Au demeurant, tous les pays qui ont eu, par le passé et sans doute par les temps qui courent, à adopter pareille disposition, ont, d’une façon ou d’un autre, recours à un bras séculier , généralement sous la forme d’escouades dédiées à la promotion de la vertu et la prévention du vice. Une organisation dont on trouve le pendant en Iran.
Un précédent fâcheux
Beau coup a été dit sur la propension de Kais Saied à l’exercice solitaire du pouvoir, et il en a administré la preuve au cours des onze derniers mois en légiférant à coups d’ordonnances, de décrets lois et de décrets, sans en référer à la Constitution , frappée de suspension, en fait d’atrophie. En s’offrant une Constitution de la même veine et en engageant le pays dans une énième République, dans le cas de l’espèce, la troisième du nom, Kais Saied ouvre très probablement la boîte de Pandore où ses successeurs seraient enclins à s’engouffrer avec la même aisance que celle que l’actuel chef de l’Etat a mise pour détricoter les institutions et les instances de l’Etat . Les Tunisiens auront, alors droit à autant de Constitutions et de Républiques que de présidents. Qu’en serait-il, ce faisant, de la stabilité constitutionnelle ?

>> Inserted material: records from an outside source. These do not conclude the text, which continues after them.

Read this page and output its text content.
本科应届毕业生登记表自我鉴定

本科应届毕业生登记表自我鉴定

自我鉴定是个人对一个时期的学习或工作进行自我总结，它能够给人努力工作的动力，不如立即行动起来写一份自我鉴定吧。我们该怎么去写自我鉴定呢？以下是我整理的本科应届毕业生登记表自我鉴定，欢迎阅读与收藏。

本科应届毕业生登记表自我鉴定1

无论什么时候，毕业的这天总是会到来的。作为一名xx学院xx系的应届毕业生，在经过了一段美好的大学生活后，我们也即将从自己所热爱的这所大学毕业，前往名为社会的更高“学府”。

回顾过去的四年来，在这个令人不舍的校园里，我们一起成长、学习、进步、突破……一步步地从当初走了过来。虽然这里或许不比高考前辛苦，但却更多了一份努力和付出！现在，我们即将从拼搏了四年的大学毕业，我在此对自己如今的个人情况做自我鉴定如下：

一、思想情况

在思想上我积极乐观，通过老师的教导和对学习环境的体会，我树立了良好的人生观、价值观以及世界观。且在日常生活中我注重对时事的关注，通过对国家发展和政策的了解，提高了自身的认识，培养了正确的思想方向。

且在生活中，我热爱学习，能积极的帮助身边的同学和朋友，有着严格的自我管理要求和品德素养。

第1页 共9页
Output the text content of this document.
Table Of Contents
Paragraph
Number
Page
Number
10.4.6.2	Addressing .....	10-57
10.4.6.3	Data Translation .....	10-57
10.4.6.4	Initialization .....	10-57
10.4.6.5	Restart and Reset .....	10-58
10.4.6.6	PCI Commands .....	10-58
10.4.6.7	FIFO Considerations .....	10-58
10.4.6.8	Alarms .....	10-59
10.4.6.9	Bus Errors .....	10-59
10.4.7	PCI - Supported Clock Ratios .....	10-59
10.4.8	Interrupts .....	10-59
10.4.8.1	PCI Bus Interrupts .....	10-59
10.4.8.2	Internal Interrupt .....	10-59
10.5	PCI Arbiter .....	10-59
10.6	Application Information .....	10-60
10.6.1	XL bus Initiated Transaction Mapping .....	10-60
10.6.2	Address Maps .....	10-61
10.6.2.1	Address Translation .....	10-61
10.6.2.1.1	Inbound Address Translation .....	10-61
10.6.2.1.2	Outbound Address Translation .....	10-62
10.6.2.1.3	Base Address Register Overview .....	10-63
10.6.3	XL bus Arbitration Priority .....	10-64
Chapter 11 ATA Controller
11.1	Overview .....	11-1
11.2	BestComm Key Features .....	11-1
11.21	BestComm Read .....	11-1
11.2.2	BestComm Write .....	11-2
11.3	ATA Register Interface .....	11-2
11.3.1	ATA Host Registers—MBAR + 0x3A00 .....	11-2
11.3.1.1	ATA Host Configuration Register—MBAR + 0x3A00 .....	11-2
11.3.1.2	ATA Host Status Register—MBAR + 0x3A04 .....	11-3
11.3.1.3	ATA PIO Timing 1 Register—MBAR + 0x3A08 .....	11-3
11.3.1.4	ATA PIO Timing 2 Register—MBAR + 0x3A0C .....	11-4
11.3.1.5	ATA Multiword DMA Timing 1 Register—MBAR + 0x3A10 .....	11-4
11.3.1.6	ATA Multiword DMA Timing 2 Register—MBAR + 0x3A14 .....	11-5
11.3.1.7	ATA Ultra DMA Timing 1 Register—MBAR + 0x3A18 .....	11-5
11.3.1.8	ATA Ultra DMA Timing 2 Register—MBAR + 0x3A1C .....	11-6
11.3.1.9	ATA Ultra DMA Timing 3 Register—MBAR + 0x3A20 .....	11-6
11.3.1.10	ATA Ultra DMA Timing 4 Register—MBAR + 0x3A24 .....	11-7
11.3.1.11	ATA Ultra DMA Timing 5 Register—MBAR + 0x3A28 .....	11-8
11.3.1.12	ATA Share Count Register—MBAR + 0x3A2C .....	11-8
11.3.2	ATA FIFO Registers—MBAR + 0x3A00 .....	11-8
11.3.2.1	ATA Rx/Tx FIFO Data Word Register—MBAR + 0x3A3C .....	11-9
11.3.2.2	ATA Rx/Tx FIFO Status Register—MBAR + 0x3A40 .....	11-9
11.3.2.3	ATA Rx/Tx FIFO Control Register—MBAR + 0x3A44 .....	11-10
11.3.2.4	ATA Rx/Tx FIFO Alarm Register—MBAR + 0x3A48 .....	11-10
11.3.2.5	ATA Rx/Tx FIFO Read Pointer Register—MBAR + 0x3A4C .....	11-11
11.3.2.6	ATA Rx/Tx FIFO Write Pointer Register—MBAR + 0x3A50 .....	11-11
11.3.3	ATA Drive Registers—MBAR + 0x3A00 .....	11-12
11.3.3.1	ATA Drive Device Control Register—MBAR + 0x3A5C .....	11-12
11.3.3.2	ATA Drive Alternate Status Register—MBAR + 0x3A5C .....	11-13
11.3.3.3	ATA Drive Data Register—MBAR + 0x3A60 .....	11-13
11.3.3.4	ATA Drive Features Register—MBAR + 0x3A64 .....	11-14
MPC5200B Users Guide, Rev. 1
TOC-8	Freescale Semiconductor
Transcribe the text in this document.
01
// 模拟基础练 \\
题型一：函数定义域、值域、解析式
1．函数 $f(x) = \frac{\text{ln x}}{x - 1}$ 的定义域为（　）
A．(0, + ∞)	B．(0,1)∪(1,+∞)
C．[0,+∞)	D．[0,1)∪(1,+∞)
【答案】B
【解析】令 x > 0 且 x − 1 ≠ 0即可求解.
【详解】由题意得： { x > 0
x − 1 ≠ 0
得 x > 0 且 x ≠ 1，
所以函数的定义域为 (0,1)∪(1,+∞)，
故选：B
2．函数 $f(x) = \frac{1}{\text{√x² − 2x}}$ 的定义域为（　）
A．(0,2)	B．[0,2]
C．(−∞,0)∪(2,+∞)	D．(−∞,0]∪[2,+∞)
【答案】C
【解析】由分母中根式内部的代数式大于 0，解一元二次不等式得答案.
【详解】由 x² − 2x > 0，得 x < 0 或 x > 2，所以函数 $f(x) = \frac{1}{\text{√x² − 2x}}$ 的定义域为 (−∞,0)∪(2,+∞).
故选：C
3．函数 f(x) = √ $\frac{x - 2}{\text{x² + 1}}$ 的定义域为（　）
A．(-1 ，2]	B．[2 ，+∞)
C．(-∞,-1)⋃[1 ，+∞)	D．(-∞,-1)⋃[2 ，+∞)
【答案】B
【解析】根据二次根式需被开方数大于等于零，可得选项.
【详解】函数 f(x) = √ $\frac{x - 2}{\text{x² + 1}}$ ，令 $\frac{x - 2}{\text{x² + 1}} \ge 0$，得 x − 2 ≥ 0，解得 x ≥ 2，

Un creuset de turpitudes !
Des craintes couvent aussi en rapport avec le bicamérisme qui sera instauré avec un Parlement à deux chambres, l’une plus nantie que l’autre en pouvoirs et prérogatives, bannissant toute forme de cohabitation où même de coexistence, dès lors que la nouvelle-venue, l’Assemblée nationale des Régions et des Districts, a d’ores et déjà toutes faveurs du président de la République, au motif présumé qu’elle sera la pièce maîtresse de sa « construction démocratique par la base ».
Mais l’aléa le plus sérieux qui pèse sur la prochaine architecture constitutionnelle et du pouvoir de la Tunisie est celui qui est tapi dans les « Dispositions Transitoires » avec cette bizarrerie véhiculée par l’article 139 qui dispose que « la Constitution entre en vigueur à partir de la date de la proclamation des résultats du Référendum par l’Instance Supérieure Indépendante des Elections ». De quels résultats parle-t-on, et si le non l’emportait ?
Les « Dispositions Transitoires » expédiées par le projet de la Constitution en quatre brefs articles, doivent être regardées dès maintenant comme le creuset de toutes les turpitudes à venir, et faut-il le craindre, de tous les écueils qui lesteront encore plus la vie politique, économique et sociale du pays, au travers la vaste gamme des lois qui ne manqueront pas d’être votées par un Parlement dont on prévoit à l’avance qu’il sera acquis à la docilité et à la bienveillance.